Additionally, both food sensitivity and the up and down rollercoaster ride of blood sugar and insulin are a form of stress on the body, which sets off the stress response system and a cascade of hormones like adrenalin and cortisol. Adrenalin triggers your liver to deliver glycogen (stored sugar) into the blood stream, and thus increasing your blood sugar levels even more. Thus, insulin will be released to remove this sugar and shuffle it into the fat cells and hunger will increase. Furthermore, a flood of feel-good neurotransmitters like endorphins, serotonin, dopamine and GABA are released when we are under stress, because they are called upon to help us cope with the situation.  So we may crave the foods that are bad for us, because of this boost in neurotransmitters that produces a mild euphoria.

However it’s important that you do not replace your wheat products with a bunch of gluten-free cookies, cereals, breads, pasta, etc., because these are also high in carbohydrates that are broken down into sugar and cause the same spike in blood sugar, release of insulin, storage of fat and stress response.

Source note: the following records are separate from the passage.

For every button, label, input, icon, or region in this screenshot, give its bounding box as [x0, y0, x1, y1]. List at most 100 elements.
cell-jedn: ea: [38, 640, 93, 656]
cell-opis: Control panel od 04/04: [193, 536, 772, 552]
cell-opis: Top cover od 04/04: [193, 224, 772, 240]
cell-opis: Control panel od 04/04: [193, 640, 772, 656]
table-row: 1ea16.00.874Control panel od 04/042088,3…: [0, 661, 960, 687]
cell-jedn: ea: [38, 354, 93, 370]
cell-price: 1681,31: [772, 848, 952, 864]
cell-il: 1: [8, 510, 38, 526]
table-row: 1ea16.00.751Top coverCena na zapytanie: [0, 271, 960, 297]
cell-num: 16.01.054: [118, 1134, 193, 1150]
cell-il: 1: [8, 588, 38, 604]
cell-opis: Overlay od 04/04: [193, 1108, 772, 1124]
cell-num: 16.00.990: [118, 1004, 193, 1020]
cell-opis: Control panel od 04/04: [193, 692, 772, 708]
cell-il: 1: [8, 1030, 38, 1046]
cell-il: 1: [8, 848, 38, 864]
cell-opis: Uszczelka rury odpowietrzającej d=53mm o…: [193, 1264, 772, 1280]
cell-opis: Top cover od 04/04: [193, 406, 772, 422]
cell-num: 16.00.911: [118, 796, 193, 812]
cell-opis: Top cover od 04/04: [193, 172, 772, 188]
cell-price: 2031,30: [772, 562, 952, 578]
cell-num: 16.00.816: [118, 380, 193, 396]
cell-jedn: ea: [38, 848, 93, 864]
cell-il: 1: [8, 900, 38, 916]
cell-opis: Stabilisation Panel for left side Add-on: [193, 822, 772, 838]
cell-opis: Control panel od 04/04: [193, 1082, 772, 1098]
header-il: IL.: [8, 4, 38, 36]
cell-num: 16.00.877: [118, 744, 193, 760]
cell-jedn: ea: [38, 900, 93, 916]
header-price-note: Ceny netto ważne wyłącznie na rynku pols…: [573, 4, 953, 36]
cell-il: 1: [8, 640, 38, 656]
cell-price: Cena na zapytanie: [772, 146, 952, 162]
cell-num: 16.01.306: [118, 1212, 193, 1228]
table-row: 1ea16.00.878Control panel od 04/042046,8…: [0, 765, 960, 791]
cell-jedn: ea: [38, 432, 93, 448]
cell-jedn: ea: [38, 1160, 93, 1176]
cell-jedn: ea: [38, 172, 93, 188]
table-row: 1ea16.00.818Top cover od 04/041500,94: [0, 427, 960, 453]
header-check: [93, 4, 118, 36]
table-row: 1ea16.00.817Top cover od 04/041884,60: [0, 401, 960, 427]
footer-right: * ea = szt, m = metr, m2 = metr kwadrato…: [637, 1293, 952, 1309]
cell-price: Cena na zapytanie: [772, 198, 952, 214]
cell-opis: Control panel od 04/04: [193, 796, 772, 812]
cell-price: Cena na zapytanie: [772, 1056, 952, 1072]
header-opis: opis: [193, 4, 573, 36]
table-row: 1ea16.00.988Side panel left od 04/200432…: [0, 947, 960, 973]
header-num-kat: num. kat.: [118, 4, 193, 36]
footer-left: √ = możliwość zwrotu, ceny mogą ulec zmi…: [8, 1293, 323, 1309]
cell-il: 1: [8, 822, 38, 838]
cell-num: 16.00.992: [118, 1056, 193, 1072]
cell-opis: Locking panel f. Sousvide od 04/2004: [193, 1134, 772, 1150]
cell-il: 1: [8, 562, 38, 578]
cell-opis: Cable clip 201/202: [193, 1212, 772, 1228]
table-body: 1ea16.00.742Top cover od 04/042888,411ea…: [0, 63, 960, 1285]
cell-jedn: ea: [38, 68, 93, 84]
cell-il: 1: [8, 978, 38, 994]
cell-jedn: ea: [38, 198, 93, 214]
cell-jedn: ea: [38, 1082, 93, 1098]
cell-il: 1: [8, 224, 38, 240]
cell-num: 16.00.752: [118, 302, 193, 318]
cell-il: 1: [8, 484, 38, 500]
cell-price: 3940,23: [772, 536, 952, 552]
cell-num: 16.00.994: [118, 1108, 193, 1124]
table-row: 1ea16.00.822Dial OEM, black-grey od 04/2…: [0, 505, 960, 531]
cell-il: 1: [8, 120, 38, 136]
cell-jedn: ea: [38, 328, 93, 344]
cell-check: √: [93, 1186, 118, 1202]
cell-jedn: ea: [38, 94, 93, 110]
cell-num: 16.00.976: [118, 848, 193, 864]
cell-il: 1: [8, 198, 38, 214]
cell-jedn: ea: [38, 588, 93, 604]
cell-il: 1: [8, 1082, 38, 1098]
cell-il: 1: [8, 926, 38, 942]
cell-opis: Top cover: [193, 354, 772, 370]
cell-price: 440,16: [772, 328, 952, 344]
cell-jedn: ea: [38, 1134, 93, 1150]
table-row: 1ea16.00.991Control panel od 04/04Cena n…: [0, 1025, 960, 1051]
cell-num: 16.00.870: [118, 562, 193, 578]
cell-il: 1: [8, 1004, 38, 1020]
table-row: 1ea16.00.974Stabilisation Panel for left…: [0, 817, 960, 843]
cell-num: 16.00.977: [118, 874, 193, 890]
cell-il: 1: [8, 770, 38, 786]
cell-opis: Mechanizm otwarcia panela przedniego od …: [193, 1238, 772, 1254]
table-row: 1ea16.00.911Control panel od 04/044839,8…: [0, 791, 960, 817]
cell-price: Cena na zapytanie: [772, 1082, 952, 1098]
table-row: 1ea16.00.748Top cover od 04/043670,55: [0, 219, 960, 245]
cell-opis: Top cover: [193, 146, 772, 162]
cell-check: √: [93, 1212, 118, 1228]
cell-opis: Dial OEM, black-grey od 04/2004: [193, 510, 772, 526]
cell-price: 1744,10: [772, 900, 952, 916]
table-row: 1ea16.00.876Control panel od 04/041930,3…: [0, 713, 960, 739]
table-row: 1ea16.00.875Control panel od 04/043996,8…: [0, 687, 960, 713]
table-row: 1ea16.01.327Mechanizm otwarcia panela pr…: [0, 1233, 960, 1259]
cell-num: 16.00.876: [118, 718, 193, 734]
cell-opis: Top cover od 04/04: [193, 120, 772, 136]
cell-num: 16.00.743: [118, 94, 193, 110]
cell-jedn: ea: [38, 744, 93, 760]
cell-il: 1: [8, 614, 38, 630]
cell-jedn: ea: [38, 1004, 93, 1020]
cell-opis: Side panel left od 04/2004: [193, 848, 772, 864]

Grains and starches of all kinds should be eliminated and replaced with meat and low-starch vegetables.

See for yourself how effective a wheat-free diet can be. Set a goal to replace breads, cereals, pasta, and crackers with meats, nuts, fruits, and vegetables for one month. You have nothing to lose but those stubborn love handles!

Reference:

Davis, William. Wheat Belly: Lose the Wheat, Lose the Weight, and Find Your Path Back to Health. Emmaus, Penn.: Rodale, 2011. Print.

2 thoughts on “Four Hidden Ways Wheat Can Make You Fat”

  1. I am glad I ran across this article. So my question is this: Since wheat is not good for you,then what is? I have allergies and along with lupus,when I cough, I also sneeze. I am suppose to be taking Zyrtec but I haven’t as of yet. Frankly I’m tired of taking chemicals called medicine!